Hatırlayalım, ideolojiler, belirli ilkeler ve değerler kapsamında verili durumun ne olduğunu anlamaya, olanı daha yaşanılır ve anlamlı kılmaya ve nihayet daha mükemmele yönelik tasavvurlarımızı-tahayyüllerimizi içkin düşünce yapılarımızdır. Bu bağlamda hem ‘siyasi’ bir tercihi, hem de ‘ahlâki’ bir duruşu ve sorumluluğu ifade etmektedir. Böyle olduğu içindir ki ideolojiler vazgeçilmezdir. Ancak bu vazgeçilmezlik hali onun dünya ve gerçeklik’in karmaşık ilişkiler ağı karşısında sergileyeceği dinamizmin ve üretkenliğin mahiyetiyle doğru orantılıdır. Yani ideolojinin vazgeçilmezliği, onun mutlaklaştırılmış ve sabitlenmiş kalıplardan ibaret aşkınlaştırılmış olmasından değil, tam aksine yaşanan sürece yönelik, ona içkin, bu bağlamda kendini yeniden üreten, fikri kapsamı geniş, dinamik ve doğurgan olmasından kaynaklanmaktadır. Bu ise karşılığını  estetik ve fikri kapsamı yoğun bir dilde bulmaktadır. 

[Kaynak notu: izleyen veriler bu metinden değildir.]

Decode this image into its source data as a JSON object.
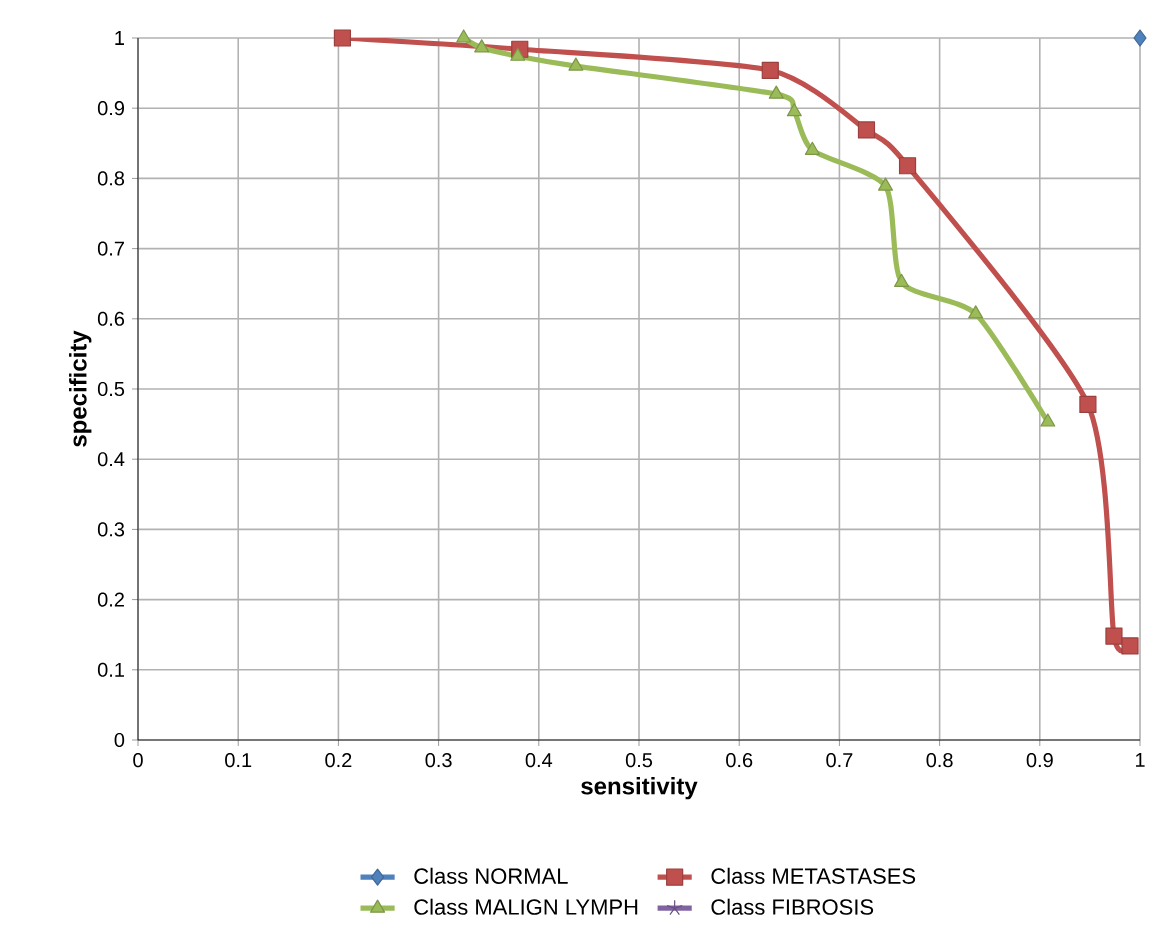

Alain Badiou bugünün dünyasını resmederken yerleşik anlayışın (bugünün hâkim ideolojisinin) dayattığı şeyin şu olduğunu söylüyor: “Fikirsiz yaşa!” Benzer şekilde Zizek “kafeinsiz gerçeklik” tanımlamasını yaparken, her şeyin ‘light’ının yapıldığı günümüz dünyasında, ‘gerçeklik’in de bundan nasibini aldığını, bunun ise son kertede bir ‘fikirsizlik’ hali olduğunu ima eder. Buradan bakıldığında yirminci yüzyıl sonu itibarıyla evrensel ölçekte yaşanan sarsıcı gelişmelerin şimdilerde“fikirsiz bir dünya ile dünyasız bir fikir” dikotomisi yarattığı söylenebilir.

Bir yanda dünyanın ve hayatın karmaşasını es geçen ‘sığlık’, diğer yanda ise dünyanın ve hayatın karmaşasından uzak tutucu bir ‘içe kapanma’ hali. Her iki durumda da bir çıkmazı işaret eden bu dikotomiyi aşmanın yolu, fikirsel-düşünsel-kültürel kapsamı yoğun, özgürleştirici  ‘yeni bir dil’ oluşturmaktan geçecektir. Bu ‘yeni dil’in kapsamı ve sınırları ise özlenen ‘yeni bir dünya’nın kapsamını ve sınırlarını belirleyecektir.